See the following example if you want to create a reusable prompt
(prompt with a template).

.. code:: python

   from genai import Client, Credentials

   client = Client(credentials=Credentials.from_env())

   # Create prompt
   prompt_response = client.prompt.create(
       model_id="google/flan-ul2",
       name="greet prompt",
       input="Hello {{name}}, enjoy your flight to {{destination}}!",
       data={"name": "Mr./Mrs.", "destination": "Unknown"}, # optional
   )
   prompt_id = prompt_response.result.id

   # Render prompt via text generation endpoint
   generate_response = client.text.generation.create(
       prompt_id=prompt_id,
       data={
           "name": "Alex",
           "destination": "London"
       }
   )

   # Response: Hello Alex, enjoy your flight to London!
   print(f"Response: {next(generate_response).results[0].generated_text}")

History (Requests History)
--------------------------

Old way

.. code:: python

   from genai.credentials import Credentials
   from genai.metadata import Metadata
   from genai.schemas.history_params import HistoryParams


   metadata = Metadata(Credentials.from_env())
   params = HistoryParams(
       limit=8,
       offset=0,
       status="SUCCESS",
       origin="API",
   )

   history_response = metadata.get_history(params)

New way:

.. code:: python

   from genai import Client, Credentials
   from genai.request import RequestStatus, RequestRetrieveOriginParameter

   client = Client(credentials=Credentials.from_env())

   history_response = client.request.list(
       limit=8,
       offset=0,
       status=RequestStatus.SUCCESS,  # or status="success"
       origin=RequestRetrieveOriginParameter.API,  # or origin="api"
   )

Notes

- ``status``, ``origin`` and endpoint ``enums`` are changing from ``SCREAMING_SNAKE_CASE`` to ``snake_case`` (e.g. ``SUCCESS`` -> ``success``).
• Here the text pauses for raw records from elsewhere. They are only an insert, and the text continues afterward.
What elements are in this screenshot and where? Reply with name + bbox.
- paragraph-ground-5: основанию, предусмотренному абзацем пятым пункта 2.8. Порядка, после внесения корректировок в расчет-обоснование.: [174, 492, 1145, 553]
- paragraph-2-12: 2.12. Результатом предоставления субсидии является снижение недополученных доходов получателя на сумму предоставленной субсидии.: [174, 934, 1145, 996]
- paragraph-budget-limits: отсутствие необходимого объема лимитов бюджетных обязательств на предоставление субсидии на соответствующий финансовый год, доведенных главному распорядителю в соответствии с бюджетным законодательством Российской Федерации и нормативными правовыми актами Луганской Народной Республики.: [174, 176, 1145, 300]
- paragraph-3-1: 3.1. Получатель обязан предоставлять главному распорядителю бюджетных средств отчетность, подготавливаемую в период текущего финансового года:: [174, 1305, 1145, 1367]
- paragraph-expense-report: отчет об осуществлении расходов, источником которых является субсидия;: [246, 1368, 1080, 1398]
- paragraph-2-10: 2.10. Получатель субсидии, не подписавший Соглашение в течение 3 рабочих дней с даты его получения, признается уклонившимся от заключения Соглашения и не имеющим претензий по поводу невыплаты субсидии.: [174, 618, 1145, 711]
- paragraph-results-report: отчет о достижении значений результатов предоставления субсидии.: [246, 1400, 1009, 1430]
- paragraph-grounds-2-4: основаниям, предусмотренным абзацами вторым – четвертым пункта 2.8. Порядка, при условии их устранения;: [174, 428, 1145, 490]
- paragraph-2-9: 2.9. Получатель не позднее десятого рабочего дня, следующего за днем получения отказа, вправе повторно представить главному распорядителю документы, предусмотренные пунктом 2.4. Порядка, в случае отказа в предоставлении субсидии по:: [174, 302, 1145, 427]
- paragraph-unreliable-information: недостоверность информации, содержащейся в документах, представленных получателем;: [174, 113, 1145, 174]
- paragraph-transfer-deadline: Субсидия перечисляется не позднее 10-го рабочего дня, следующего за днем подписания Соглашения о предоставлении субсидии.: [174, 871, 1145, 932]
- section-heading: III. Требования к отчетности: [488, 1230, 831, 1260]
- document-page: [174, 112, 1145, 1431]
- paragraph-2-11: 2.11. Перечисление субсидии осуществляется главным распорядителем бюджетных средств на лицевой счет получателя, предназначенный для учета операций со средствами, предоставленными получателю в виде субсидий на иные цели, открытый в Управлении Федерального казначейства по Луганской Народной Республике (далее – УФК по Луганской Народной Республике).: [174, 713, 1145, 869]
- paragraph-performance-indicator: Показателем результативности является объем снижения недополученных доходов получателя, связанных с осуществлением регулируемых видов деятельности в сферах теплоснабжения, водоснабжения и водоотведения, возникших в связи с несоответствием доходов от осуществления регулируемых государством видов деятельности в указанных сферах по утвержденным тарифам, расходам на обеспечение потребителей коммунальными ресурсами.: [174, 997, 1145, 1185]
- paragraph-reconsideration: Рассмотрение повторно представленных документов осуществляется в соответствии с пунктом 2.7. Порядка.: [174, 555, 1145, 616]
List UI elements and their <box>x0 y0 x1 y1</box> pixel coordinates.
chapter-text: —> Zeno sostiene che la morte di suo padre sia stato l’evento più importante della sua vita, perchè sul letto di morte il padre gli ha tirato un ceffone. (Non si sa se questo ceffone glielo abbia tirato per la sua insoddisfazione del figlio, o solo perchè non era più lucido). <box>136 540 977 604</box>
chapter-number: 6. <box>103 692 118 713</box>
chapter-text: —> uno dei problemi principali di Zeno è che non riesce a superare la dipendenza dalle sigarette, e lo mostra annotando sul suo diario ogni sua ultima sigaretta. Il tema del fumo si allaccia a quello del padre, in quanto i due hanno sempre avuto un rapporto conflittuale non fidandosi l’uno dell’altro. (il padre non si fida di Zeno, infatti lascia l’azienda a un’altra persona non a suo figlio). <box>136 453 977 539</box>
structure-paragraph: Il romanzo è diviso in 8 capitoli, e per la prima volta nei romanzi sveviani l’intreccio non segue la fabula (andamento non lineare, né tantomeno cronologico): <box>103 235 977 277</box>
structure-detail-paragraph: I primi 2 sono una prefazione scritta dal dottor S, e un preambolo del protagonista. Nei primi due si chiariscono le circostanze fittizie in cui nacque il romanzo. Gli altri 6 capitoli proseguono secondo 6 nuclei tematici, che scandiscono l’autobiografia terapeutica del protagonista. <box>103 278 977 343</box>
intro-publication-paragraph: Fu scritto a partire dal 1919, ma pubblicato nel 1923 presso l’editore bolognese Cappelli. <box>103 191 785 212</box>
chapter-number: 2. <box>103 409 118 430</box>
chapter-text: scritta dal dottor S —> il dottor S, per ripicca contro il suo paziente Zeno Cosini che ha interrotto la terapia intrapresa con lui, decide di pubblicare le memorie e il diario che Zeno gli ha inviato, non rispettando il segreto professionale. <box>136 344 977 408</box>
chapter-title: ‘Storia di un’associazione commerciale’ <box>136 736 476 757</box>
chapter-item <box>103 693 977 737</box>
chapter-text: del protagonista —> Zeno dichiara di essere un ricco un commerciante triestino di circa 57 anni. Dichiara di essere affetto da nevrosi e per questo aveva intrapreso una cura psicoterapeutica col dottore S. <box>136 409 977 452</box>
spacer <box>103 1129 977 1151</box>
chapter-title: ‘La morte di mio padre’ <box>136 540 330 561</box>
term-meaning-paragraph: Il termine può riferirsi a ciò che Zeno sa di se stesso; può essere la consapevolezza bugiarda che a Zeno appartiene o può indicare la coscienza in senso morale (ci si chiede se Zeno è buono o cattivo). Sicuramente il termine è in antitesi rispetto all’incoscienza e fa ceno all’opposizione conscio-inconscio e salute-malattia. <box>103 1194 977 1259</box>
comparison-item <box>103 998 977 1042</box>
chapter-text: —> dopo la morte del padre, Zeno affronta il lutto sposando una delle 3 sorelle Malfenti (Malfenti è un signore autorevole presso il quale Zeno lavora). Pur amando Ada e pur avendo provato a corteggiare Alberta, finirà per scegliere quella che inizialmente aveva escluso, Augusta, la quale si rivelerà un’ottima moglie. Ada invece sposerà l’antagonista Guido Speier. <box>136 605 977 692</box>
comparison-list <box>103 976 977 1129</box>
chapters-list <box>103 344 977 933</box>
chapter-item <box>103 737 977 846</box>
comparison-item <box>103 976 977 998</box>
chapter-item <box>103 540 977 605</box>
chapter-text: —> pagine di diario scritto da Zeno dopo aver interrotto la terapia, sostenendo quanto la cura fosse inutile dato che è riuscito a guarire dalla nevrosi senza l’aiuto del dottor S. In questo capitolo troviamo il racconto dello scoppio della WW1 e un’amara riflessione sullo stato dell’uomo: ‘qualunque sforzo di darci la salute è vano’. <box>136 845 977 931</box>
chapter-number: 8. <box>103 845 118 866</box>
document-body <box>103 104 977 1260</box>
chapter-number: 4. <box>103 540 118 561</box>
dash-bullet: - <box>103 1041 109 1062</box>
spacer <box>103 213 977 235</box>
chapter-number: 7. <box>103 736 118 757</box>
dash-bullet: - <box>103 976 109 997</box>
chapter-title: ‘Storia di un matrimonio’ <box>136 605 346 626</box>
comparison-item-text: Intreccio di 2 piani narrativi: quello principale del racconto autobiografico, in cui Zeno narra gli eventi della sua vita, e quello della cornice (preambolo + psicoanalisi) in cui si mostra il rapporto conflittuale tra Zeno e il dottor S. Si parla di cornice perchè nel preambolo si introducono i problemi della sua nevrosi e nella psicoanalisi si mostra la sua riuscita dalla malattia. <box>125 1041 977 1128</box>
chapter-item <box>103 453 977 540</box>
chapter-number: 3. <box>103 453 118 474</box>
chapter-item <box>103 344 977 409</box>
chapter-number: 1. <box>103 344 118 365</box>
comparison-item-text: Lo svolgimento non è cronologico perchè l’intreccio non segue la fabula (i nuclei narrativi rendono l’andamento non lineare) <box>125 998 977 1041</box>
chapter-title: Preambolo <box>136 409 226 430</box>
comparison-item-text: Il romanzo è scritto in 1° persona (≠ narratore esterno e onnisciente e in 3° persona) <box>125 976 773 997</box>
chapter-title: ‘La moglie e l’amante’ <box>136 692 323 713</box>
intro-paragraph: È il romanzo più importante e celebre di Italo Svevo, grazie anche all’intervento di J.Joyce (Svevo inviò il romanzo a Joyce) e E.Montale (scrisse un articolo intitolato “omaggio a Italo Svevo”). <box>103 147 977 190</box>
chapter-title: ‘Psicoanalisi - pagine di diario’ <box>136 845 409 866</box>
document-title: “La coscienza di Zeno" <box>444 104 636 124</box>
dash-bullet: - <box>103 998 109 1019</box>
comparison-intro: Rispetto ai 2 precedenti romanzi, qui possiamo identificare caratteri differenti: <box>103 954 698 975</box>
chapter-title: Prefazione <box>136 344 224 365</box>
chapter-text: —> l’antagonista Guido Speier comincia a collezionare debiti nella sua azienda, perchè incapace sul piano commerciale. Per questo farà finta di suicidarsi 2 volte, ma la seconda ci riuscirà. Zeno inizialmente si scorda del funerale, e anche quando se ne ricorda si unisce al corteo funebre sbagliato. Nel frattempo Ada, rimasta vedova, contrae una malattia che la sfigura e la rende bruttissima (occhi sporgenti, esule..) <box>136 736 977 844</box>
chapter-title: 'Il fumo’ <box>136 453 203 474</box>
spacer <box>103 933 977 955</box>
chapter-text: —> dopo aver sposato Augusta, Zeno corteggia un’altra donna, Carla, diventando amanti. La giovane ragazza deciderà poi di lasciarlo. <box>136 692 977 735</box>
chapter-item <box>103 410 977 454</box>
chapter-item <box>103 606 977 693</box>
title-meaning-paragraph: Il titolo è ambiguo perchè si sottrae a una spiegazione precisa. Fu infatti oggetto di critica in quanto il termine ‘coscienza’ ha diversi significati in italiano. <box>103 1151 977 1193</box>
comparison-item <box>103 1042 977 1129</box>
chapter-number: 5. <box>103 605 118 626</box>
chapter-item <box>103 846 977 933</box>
Feel free to use prepared Python enums.
- By default, all origins are now returned (as opposed to generate only in v1).
- Response object now includes ``version`` field describing major and minor version of API used when the request was created.
- Requests made under v1 as well as v2 are returned (while v1/requests endpoint returns only v1 requests).


Extensions
--------------------------

Notes

- ``PandasExtension`` was removed, because the functionality was replaced by API's prompt templates.
- Third party extensions were updated to work with latest versions of the libraries
- If you were using local models through a ``LocalLLMServer``, you may need to adjust them to the new parameter and return types.